Back to Topics

Safety & Political Climate

Travel advisories, political stability, personal safety, and emergency preparedness abroad.

The U.S. Department of State is the primary official source of safety and political-climate information for American citizens traveling or living overseas. Its core tool is a four-level Travel Advisory system that assigns every country an overall rating from Level 1 (Exercise Normal Precautions) to Level 4 (Do Not Travel), based on standardized risk indicators including crime, terrorism, civil unrest, health, natural disasters, kidnapping, and wrongful detention. Each advisory spells out which specific risks drove the rating, and the Department reviews Level 1 and 2 advisories at least every 12 months and the more serious Level 3 and 4 advisories at least every 6 months, so ratings reflect changing conditions on the ground.

Key Points

  • 1Four-level system: Level 1 (Exercise Normal Precautions), Level 2 (Exercise Increased Caution), Level 3 (Reconsider Travel), and Level 4 (Do Not Travel, the highest level, signaling life-threatening risk where the U.S. government may have very limited or no ability to help).
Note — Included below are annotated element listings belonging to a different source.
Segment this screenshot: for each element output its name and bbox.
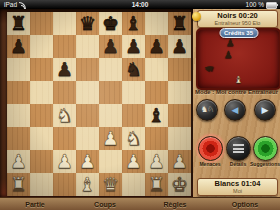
square-f8[interactable]: ♝ [122,12,145,35]
square-d5[interactable] [76,81,99,104]
square-c3[interactable] [53,127,76,150]
white-clock-time: Blancs 01:04 [198,179,277,188]
next-move-button[interactable]: ▶ [254,99,276,121]
square-g1[interactable]: ♜ [145,173,168,196]
square-g7[interactable]: ♟ [145,35,168,58]
status-time: 14:00 [0,0,280,9]
piece-white-bishop[interactable]: ♝ [76,173,99,196]
square-d8[interactable]: ♛ [76,12,99,35]
bottom-toolbar: Partie Coups Règles Options [0,197,280,210]
coin-icon [192,12,201,21]
threats-label: Menaces [195,161,225,167]
battery-icon [266,2,277,9]
piece-black-pawn[interactable]: ♟ [7,35,30,58]
piece-black-pawn[interactable]: ♟ [53,58,76,81]
square-d6[interactable] [76,58,99,81]
board-frame: ♜♛♚♝♜♟♟♟♟♟♟♞♞♝♟♞♟♟♟♟♟♟♜♝♛♜♚ [0,9,193,197]
piece-white-pawn[interactable]: ♟ [53,150,76,173]
tab-regles[interactable]: Règles [140,201,210,208]
black-clock-time: Noirs 00:20 [198,11,277,20]
piece-black-rook[interactable]: ♜ [7,12,30,35]
square-c5[interactable] [53,81,76,104]
square-d1[interactable]: ♝ [76,173,99,196]
armies-button[interactable]: ♞♘ [196,99,218,121]
tab-coups[interactable]: Coups [70,201,140,208]
threats-button[interactable] [198,136,223,161]
square-f5[interactable] [122,81,145,104]
square-c1[interactable] [53,173,76,196]
piece-black-pawn[interactable]: ♟ [99,35,122,58]
tab-options[interactable]: Options [210,201,280,208]
captured-black-pawn: ♟ [226,37,235,48]
captured-black-knight: ♞ [201,62,217,76]
previous-move-button[interactable]: ◀ [224,99,246,121]
square-e3[interactable]: ♟ [99,127,122,150]
status-bar: iPad 14:00 100 % [0,0,280,9]
square-g4[interactable]: ♝ [145,104,168,127]
piece-black-pawn[interactable]: ♟ [168,35,191,58]
piece-white-queen[interactable]: ♛ [99,173,122,196]
piece-white-pawn[interactable]: ♟ [99,127,122,150]
square-c6[interactable]: ♟ [53,58,76,81]
square-h4[interactable] [168,104,191,127]
square-b7[interactable] [30,35,53,58]
square-h3[interactable] [168,127,191,150]
square-a1[interactable]: ♜ [7,173,30,196]
details-button[interactable] [226,136,251,161]
square-c8[interactable] [53,12,76,35]
square-e8[interactable]: ♚ [99,12,122,35]
suggestions-label: Suggestions [250,161,280,167]
square-b5[interactable] [30,81,53,104]
captured-white-bishop: ♝ [234,74,243,85]
piece-black-bishop[interactable]: ♝ [145,104,168,127]
square-a8[interactable]: ♜ [7,12,30,35]
square-h1[interactable]: ♚ [168,173,191,196]
captured-black-pawn: ♟ [224,49,233,60]
square-h8[interactable]: ♜ [168,12,191,35]
piece-black-pawn[interactable]: ♟ [122,35,145,58]
piece-white-pawn[interactable]: ♟ [145,150,168,173]
square-b8[interactable] [30,12,53,35]
square-g2[interactable]: ♟ [145,150,168,173]
black-clock: Noirs 00:20 Entraîneur 950 Elo [197,10,278,28]
square-b1[interactable] [30,173,53,196]
piece-black-bishop[interactable]: ♝ [122,12,145,35]
square-b3[interactable] [30,127,53,150]
piece-white-rook[interactable]: ♜ [7,173,30,196]
forward-arrow-icon: ▶ [255,100,275,120]
square-e1[interactable]: ♛ [99,173,122,196]
square-b4[interactable] [30,104,53,127]
square-a3[interactable] [7,127,30,150]
square-g8[interactable] [145,12,168,35]
side-panel: Noirs 00:20 Entraîneur 950 Elo Crédits 3… [193,9,280,197]
piece-white-knight[interactable]: ♞ [122,127,145,150]
square-c4[interactable]: ♞ [53,104,76,127]
square-a4[interactable] [7,104,30,127]
square-a2[interactable]: ♟ [7,150,30,173]
square-d7[interactable] [76,35,99,58]
square-b2[interactable] [30,150,53,173]
list-icon [233,144,244,153]
piece-black-pawn[interactable]: ♟ [145,35,168,58]
square-d4[interactable] [76,104,99,127]
knights-icon: ♞♘ [197,100,217,120]
black-player-name: Entraîneur 950 Elo [198,20,277,26]
piece-black-knight[interactable]: ♞ [122,58,145,81]
piece-black-queen[interactable]: ♛ [76,12,99,35]
square-f7[interactable]: ♟ [122,35,145,58]
piece-black-rook[interactable]: ♜ [168,12,191,35]
captured-pieces-tray: Crédits 35 ♟♟♞♝ [196,28,280,90]
suggestions-button[interactable] [253,136,278,161]
square-h6[interactable] [168,58,191,81]
square-e4[interactable] [99,104,122,127]
chess-app-window: iPad 14:00 100 % ♜♛♚♝♜♟♟♟♟♟♟♞♞♝♟♞♟♟♟♟♟♟♜… [0,0,280,210]
square-c7[interactable] [53,35,76,58]
square-d2[interactable]: ♟ [76,150,99,173]
white-clock: Blancs 01:04 Moi [197,178,278,196]
square-f2[interactable]: ♟ [122,150,145,173]
square-h2[interactable]: ♟ [168,150,191,173]
piece-white-king[interactable]: ♚ [168,173,191,196]
square-f3[interactable]: ♞ [122,127,145,150]
piece-black-king[interactable]: ♚ [99,12,122,35]
square-a7[interactable]: ♟ [7,35,30,58]
square-d3[interactable] [76,127,99,150]
back-arrow-icon: ◀ [225,100,245,120]
square-h5[interactable] [168,81,191,104]
square-a5[interactable] [7,81,30,104]
square-g6[interactable] [145,58,168,81]
status-battery-text: 100 % [246,0,264,9]
square-f6[interactable]: ♞ [122,58,145,81]
credits-badge[interactable]: Crédits 35 [219,28,258,38]
square-e7[interactable]: ♟ [99,35,122,58]
piece-white-pawn[interactable]: ♟ [76,150,99,173]
square-c2[interactable]: ♟ [53,150,76,173]
tab-partie[interactable]: Partie [0,201,70,208]
square-f4[interactable] [122,104,145,127]
square-e6[interactable] [99,58,122,81]
piece-white-pawn[interactable]: ♟ [122,150,145,173]
square-e2[interactable] [99,150,122,173]
piece-white-pawn[interactable]: ♟ [168,150,191,173]
square-g3[interactable] [145,127,168,150]
chess-board: ♜♛♚♝♜♟♟♟♟♟♟♞♞♝♟♞♟♟♟♟♟♟♜♝♛♜♚ [7,12,191,196]
square-a6[interactable] [7,58,30,81]
square-e5[interactable] [99,81,122,104]
square-g5[interactable] [145,81,168,104]
square-f1[interactable] [122,173,145,196]
piece-white-rook[interactable]: ♜ [145,173,168,196]
square-b6[interactable] [30,58,53,81]
details-label: Détails [223,161,253,167]
piece-white-pawn[interactable]: ♟ [7,150,30,173]
white-player-name: Moi [198,188,277,194]
square-h7[interactable]: ♟ [168,35,191,58]
piece-white-knight[interactable]: ♞ [53,104,76,127]
mode-label: Mode : Moi contre Entraîneur [193,89,280,95]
Levels 1-2 are reviewed at least every 12 months; Levels 3-4 at least every 6 months.
  • 2Risk-indicator codes explain WHY a country is rated as it is: C (Crime), T (Terrorism), U (Civil Unrest), H (Health), N (Natural Disaster), K (Kidnapping/Hostage-Taking), D (Wrongful Detention of U.S. Nationals), E (Time-Limited Event), and O (Other) — a practical way to gauge political stability and disaster exposure for a given destination.
  • 3As of June 2026, roughly 23 destinations carry a Level 4 'Do Not Travel' advisory, including Afghanistan, Belarus, Burkina Faso, Burma (Myanmar), Central African Republic, Chad, DR Congo, Haiti, Iran, Iraq, Lebanon, Libya, Mali, Niger, North Korea, Russia, Somalia, South Sudan, Sudan, Syria, Uganda, Ukraine, and Yemen.
  • 4About 25 destinations sit at Level 3 'Reconsider Travel,' including Venezuela, Colombia, Nigeria, Pakistan, Bangladesh, Guatemala, Honduras, Nicaragua, Ethiopia, Israel/West Bank & Gaza, Saudi Arabia, and Trinidad and Tobago — locations with serious safety, security, or political-stability concerns short of the highest level.
  • 5An active Worldwide Caution (most recently updated June 22, 2025) advises U.S. citizens overseas to exercise increased caution, warning of the potential for demonstrations against U.S. citizens and interests and the targeting of U.S. diplomatic facilities and Americans worldwide in connection with the Israel-Iran conflict.
  • 6STEP (Smart Traveler Enrollment Program) is a free service that delivers email alerts from U.S. embassies and consulates, helps the embassy contact enrollees (or their emergency contacts) during emergencies, civil unrest, or natural disasters, and supports informed travel decisions — enroll at step.state.gov before departure.
  • 7U.S. embassy and consular emergency assistance is available 24/7 through the Bureau of Consular Affairs (1-888-407-4747 from the U.S./Canada; +1-202-501-4444 from overseas); consular officers help with lost or stolen passports, arrests or detentions, medical or financial emergencies, welfare checks, and evacuations. Note: OSAC (Overseas Security Advisory Council) provides security information to U.S. private-sector ORGANIZATIONS operating abroad (5,400+ member organizations) and does not serve individual private travelers, who should rely on travel.state.gov and STEP.